ISLAMABAD, Pakistan - Pakistan yesterday rejected foreign help in investigating the assassination of Benazir Bhutto, despite controversy over the circumstances of her death and three days of paralyzing turmoil.
The Islamic militant group blamed by officials for the attack that killed the former prime minister denied any links to the killing, and Bhutto's aides accused the government of a cover-up.
President Pervez Musharraf ordered his security chiefs to quell rioting by Bhutto's grieving followers that has killed at least 44 people over three days and caused tens of millions of dollars in damage.
"Criminals should stop their despicable activities, otherwise they will have to face serious consequences," Interior Ministry spokesman Javed Iqbal Cheema said.
Bhutto's Pakistan People's Party called a meeting for today to choose a new leader, decide whether to participate in Jan. 8 parliamentary elections, and hear her last will and testament.
If the party pulled out, it would destroy the credibility of the election, already being boycotted by rival opposition leader Nawaz Sharif. The U.S. government has pressured Musharraf, who seized power in a coup eight years ago, to push ahead with the election to promote stability in this nuclear-armed nation, a key ally against Islamic extremism.

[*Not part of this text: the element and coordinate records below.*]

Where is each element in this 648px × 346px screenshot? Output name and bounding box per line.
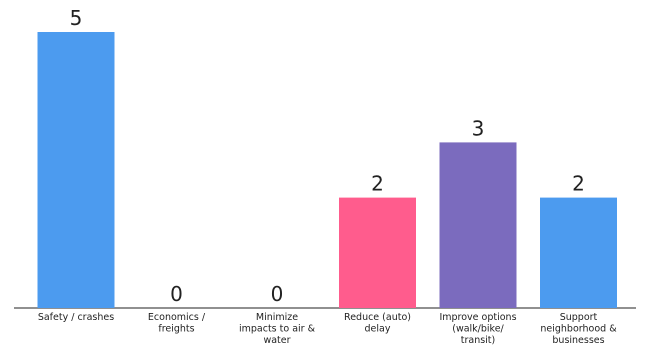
bars-group [37,32,617,308]
value-labels-group: 5 0 0 2 3 2 [70,6,585,306]
bar-0 [37,32,115,308]
category-label-3: Reduce (auto) delay [344,312,411,335]
bar-4 [439,142,517,308]
value-label-3: 2 [371,172,384,196]
value-label-1: 0 [170,282,183,306]
value-label-5: 2 [572,172,585,196]
category-label-2: Minimize impacts to air & water [239,312,316,346]
value-label-0: 5 [70,6,83,30]
category-label-5: Support neighborhood & businesses [540,312,617,346]
category-label-0: Safety / crashes [38,312,114,323]
value-label-4: 3 [472,116,485,140]
category-label-1: Economics / freights [148,312,206,335]
category-label-4: Improve options (walk/bike/transit) [439,312,516,346]
bar-3 [339,197,416,308]
bar-5 [540,197,617,308]
category-labels-group: Safety / crashes Economics / freights Minim… [38,312,617,346]
value-label-2: 0 [271,282,284,306]
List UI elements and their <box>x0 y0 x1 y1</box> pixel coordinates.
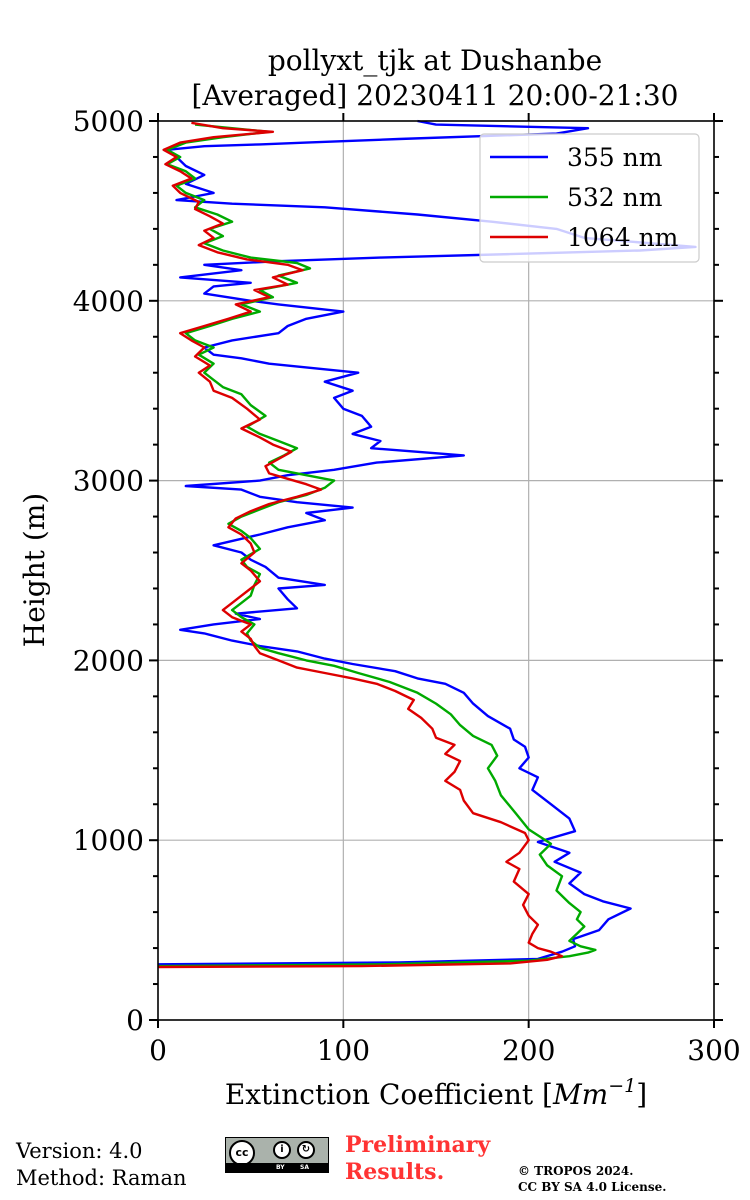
x-axis-label-exp: −1 <box>608 1075 636 1097</box>
chart-subtitle: [Averaged] 20230411 20:00-21:30 <box>191 79 679 112</box>
version-text: Version: 4.0 <box>16 1139 143 1163</box>
legend-box <box>479 133 700 263</box>
y-tick-label: 2000 <box>73 644 144 677</box>
plot-frame <box>157 120 715 1021</box>
legend: 355 nm 532 nm 1064 nm <box>479 133 700 263</box>
preliminary-results-line2: Results. <box>345 1159 445 1185</box>
y-tick-label: 5000 <box>73 105 144 138</box>
by-label: BY <box>276 1164 285 1171</box>
x-tick-label: 0 <box>149 1034 167 1067</box>
chart-title: pollyxt_tjk at Dushanbe <box>267 44 603 77</box>
x-tick-label: 200 <box>502 1034 555 1067</box>
y-axis-label: Height (m) <box>18 493 51 647</box>
y-tick-label: 3000 <box>73 465 144 498</box>
preliminary-results-line1: Preliminary <box>345 1132 491 1158</box>
sa-label: SA <box>300 1164 309 1171</box>
cc-license-badge: cc i ↻ BY SA <box>225 1137 329 1173</box>
x-axis-label: Extinction Coefficient [Mm−1] <box>225 1075 647 1111</box>
copyright-line1: © TROPOS 2024. <box>518 1164 634 1178</box>
sharealike-icon: ↻ <box>297 1141 315 1159</box>
legend-label-355-nm: 355 nm <box>567 143 663 172</box>
license-band <box>226 1163 328 1172</box>
attribution-icon: i <box>273 1141 291 1159</box>
x-axis-label-close: ] <box>636 1078 647 1111</box>
x-axis-label-base: Extinction Coefficient [ <box>225 1078 553 1111</box>
legend-label-532-nm: 532 nm <box>567 183 663 212</box>
copyright-line2: CC BY SA 4.0 License. <box>518 1180 667 1194</box>
y-tick-label: 1000 <box>73 824 144 857</box>
legend-label-1064-nm: 1064 nm <box>567 223 679 252</box>
x-tick-label: 100 <box>317 1034 370 1067</box>
method-text: Method: Raman <box>16 1166 187 1190</box>
x-axis-label-unit: Mm <box>552 1078 608 1111</box>
y-tick-label: 4000 <box>73 285 144 318</box>
cc-icon: cc <box>229 1140 255 1166</box>
series-line-1064-nm <box>157 121 564 969</box>
x-tick-label: 300 <box>687 1034 740 1067</box>
y-tick-label: 0 <box>126 1004 144 1037</box>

The riots destroyed nine election offices - along with the voter rolls and ballot boxes inside, the election commission said. The commission has called an emergency meeting for tomorrow to decide how to proceed.
Questions about Bhutto's assassination have intensified since she died Thursday evening when a suicide attacker shot at her and then blew himself up as she waved to supporters from the sunroof of her armored vehicle outside a campaign rally.

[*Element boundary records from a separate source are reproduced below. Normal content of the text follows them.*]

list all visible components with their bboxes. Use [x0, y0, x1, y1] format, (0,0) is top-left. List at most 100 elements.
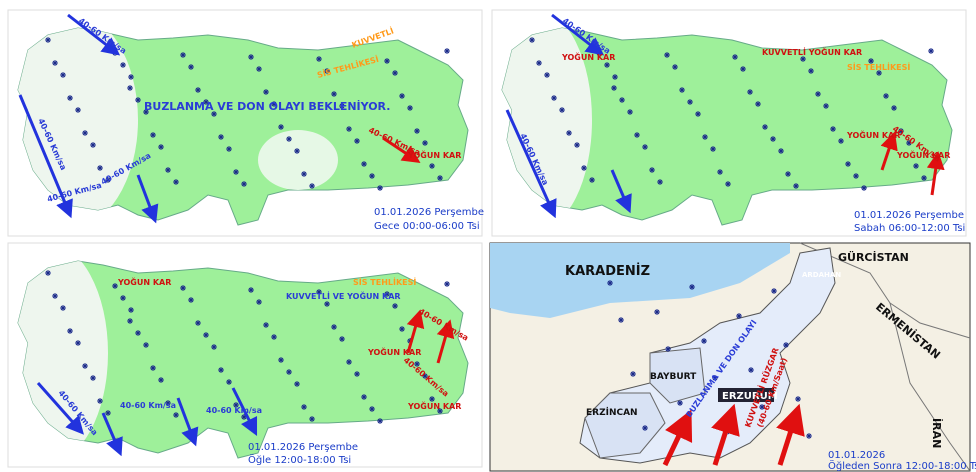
wind-label: 40-60 Km/sa [206, 406, 262, 415]
snow-icon [369, 406, 375, 412]
snow-icon [377, 418, 383, 424]
snow-icon [853, 173, 859, 179]
snow-icon [173, 412, 179, 418]
wind-arrow [406, 309, 425, 354]
snow-icon [429, 163, 435, 169]
period: Sabah 06:00-12:00 Tsi [854, 223, 965, 234]
sea [490, 243, 790, 318]
snow-icon [361, 394, 367, 400]
snow-icon [301, 404, 307, 410]
snow-icon [128, 74, 134, 80]
snow-icon [45, 270, 51, 276]
period: Öğle 12:00-18:00 Tsi [248, 453, 351, 466]
snow-icon [105, 177, 111, 183]
snow-icon [75, 340, 81, 346]
snow-icon [346, 126, 352, 132]
snow-icon [906, 140, 912, 146]
province-label: ERZURUM [722, 391, 778, 402]
snow-icon [195, 320, 201, 326]
wind-arrow [101, 412, 123, 457]
snow-icon [316, 56, 322, 62]
snow-icon [301, 171, 307, 177]
snow-icon [324, 301, 330, 307]
snow-icon [90, 142, 96, 148]
date: 01.01.2026 Perşembe [374, 207, 484, 218]
snow-icon [657, 179, 663, 185]
snow-icon [868, 58, 874, 64]
snow-icon [135, 97, 141, 103]
snow-icon [687, 99, 693, 105]
snow-icon [97, 165, 103, 171]
snow-icon [128, 307, 134, 313]
snow-icon [770, 136, 776, 142]
snow-icon [195, 87, 201, 93]
snow-icon [876, 70, 882, 76]
snow-icon [127, 318, 133, 324]
snow-icon [354, 371, 360, 377]
period: Öğleden Sonra 12:00-18:00 Tsi [828, 459, 976, 472]
snow-icon [203, 99, 209, 105]
snow-icon [689, 284, 695, 290]
snow-icon [607, 280, 613, 286]
wind-arrow [382, 136, 421, 163]
snow-icon [211, 111, 217, 117]
snow-icon [165, 400, 171, 406]
snow-icon [263, 89, 269, 95]
snow-icon [806, 433, 812, 439]
snow-icon [536, 60, 542, 66]
snow-icon [701, 338, 707, 344]
snow-icon [710, 146, 716, 152]
snow-icon [551, 95, 557, 101]
snow-icon [838, 138, 844, 144]
snow-icon [82, 130, 88, 136]
snow-icon [654, 309, 660, 315]
snow-icon [271, 101, 277, 107]
snow-icon [429, 396, 435, 402]
snow-icon [619, 97, 625, 103]
panel-noon: 40-60 Km/sa 40-60 Km/sa 40-60 Km/sa 40-6… [7, 242, 483, 468]
snow-icons [529, 37, 934, 191]
snow-icon [233, 402, 239, 408]
snow-icon [444, 281, 450, 287]
snow-icon [529, 37, 535, 43]
snow-icon [248, 287, 254, 293]
snow-icon [634, 132, 640, 138]
period: Gece 00:00-06:00 Tsi [374, 221, 480, 232]
snow-icon [679, 87, 685, 93]
snow-icon [67, 328, 73, 334]
snow-icon [52, 60, 58, 66]
snow-icon [747, 89, 753, 95]
snow-icon [67, 95, 73, 101]
snow-icon [226, 379, 232, 385]
snow-icon [695, 111, 701, 117]
snow-icon [309, 183, 315, 189]
province-label: ARDAHAN [802, 271, 841, 279]
snow-icon [384, 291, 390, 297]
snow-icon [883, 93, 889, 99]
snow-icon [75, 107, 81, 113]
snow-icon [861, 185, 867, 191]
snow-icon [173, 179, 179, 185]
snow-icon [188, 64, 194, 70]
snow-icon [226, 146, 232, 152]
snow-icon [377, 185, 383, 191]
snow-icon [150, 132, 156, 138]
snow-icon [665, 346, 671, 352]
snow-icon [793, 183, 799, 189]
wind-arrow [436, 319, 455, 364]
wind-arrow [711, 403, 740, 466]
snow-icon [664, 52, 670, 58]
province [649, 347, 706, 404]
snow-icon [316, 289, 322, 295]
snow-icon [589, 177, 595, 183]
snow-icon [422, 373, 428, 379]
warning: SİS TEHLİKESİ [847, 62, 910, 72]
wind-arrow [776, 403, 805, 466]
wind-label: 40-60 Km/sa [120, 401, 176, 410]
snow-icon [725, 181, 731, 187]
snow-icon [324, 68, 330, 74]
snow-icon [921, 175, 927, 181]
snow-icon [740, 66, 746, 72]
snow-icon [604, 62, 610, 68]
snow-icon [82, 363, 88, 369]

The disputes were sure to further enflame the violence and have led to calls for an international, independent investigation into the attack.
Democratic presidential candidate Hillary Rodham Clinton said Friday that an international probe was vital because there was "no reason to trust the Pakistani government," while others called for a U.N. investigation.
Cheema dismissed the suggestion.
"This is not an ordinary criminal matter in which we require assistance of the international community. I think we are capable of handling it," he said. An independent judicial investigation should be completed within seven days of the appointment of its presiding judge, he said.
U.S. officials, however, said Pakistani officials have quietly begun consulting with other nations about the conduct of their investigation
"The Pakistan government is discussing with other governments as to how best the investigation can be handled," one senior U.S. official said, speaking on condition of anonymity because no agreement had yet come from the discussions.
With the United States, the official said, the discussions "are about what we can offer and what the Pakistanis want. Having some help to make sure international questions are answered is definitely an option."
There was no immediate confirmation from Pakistani officials.
White House spokesman Tony Fratto said Pakistan had not asked the United States for help. "It's a responsibility of the government of Pakistan to ensure that the investigation is thorough. If Pakistani authorities ask for assistance we would review the request," he said.
British Foreign Secretary David Miliband offered his country's assistance. "Obviously it's very important that a full investigation does take place and has the confidence of all concerned," he said.
The government blamed the attack on Baitullah Mehsud, head of the Tehrik-i-Taliban, a newly formed coalition of Islamic militants along the Afghan border believed to be linked to al-Qaeda and committed to waging holy war against the government.
But a spokesman for Mehsud, Maulana Mohammed Umer, dismissed the allegations as "government propaganda."
"We strongly deny it. Baitullah Mehsud is not involved in the killing of Benazir Bhutto," he said in a telephone call he made to the Associated Press from the tribal region of South Waziristan. "The fact is that we are only against America, and we don't consider political leaders of Pakistan our enemy."
Bhutto's aides said they, too, doubted Mehsud was involved and accused the government of a cover-up.
"The story that al-Qaeda or Baitullah Mehsud did it appears to us to be a planted story, an incorrect story, because they want to divert the attention," said Farhatullah Babar, a spokesman for Bhutto's party.
After an October suicide attack targeted her in Karachi, Bhutto accused elements in the ruling party of plotting to kill her. The government denied the allegations, and Babar said Bhutto's claims were never investigated.
Authorities initially said Bhutto died from bullet wounds. A surgeon who treated her later said the impact from shrapnel on her skull killed her.
But Cheema said Friday that Bhutto was killed when the shockwaves from the bomb smashed her head into the sunroof as she tried to duck back inside the vehicle.
Bhutto's spokeswoman Sherry Rehman, who was in the vehicle that rushed her boss to the hospital, disputed that.
"She was bleeding profusely, as she had received a bullet wound in her neck. My car was full of blood. Three doctors at the hospital told us that she had received bullet wounds. I was among the people who gave her a final bath. We saw a bullet wound in the back of her neck," she said. "What the government is saying is actually dangerous and nonsensical. They are pouring salt on our wounds. There are no findings, they are just lying."
Roads across Bhutto's southern Sindh province were littered with burning vehicles, smoking reminders of the continuing chaos raging across the country. Business centers, gas stations and schools remained closed, and many roads were deserted.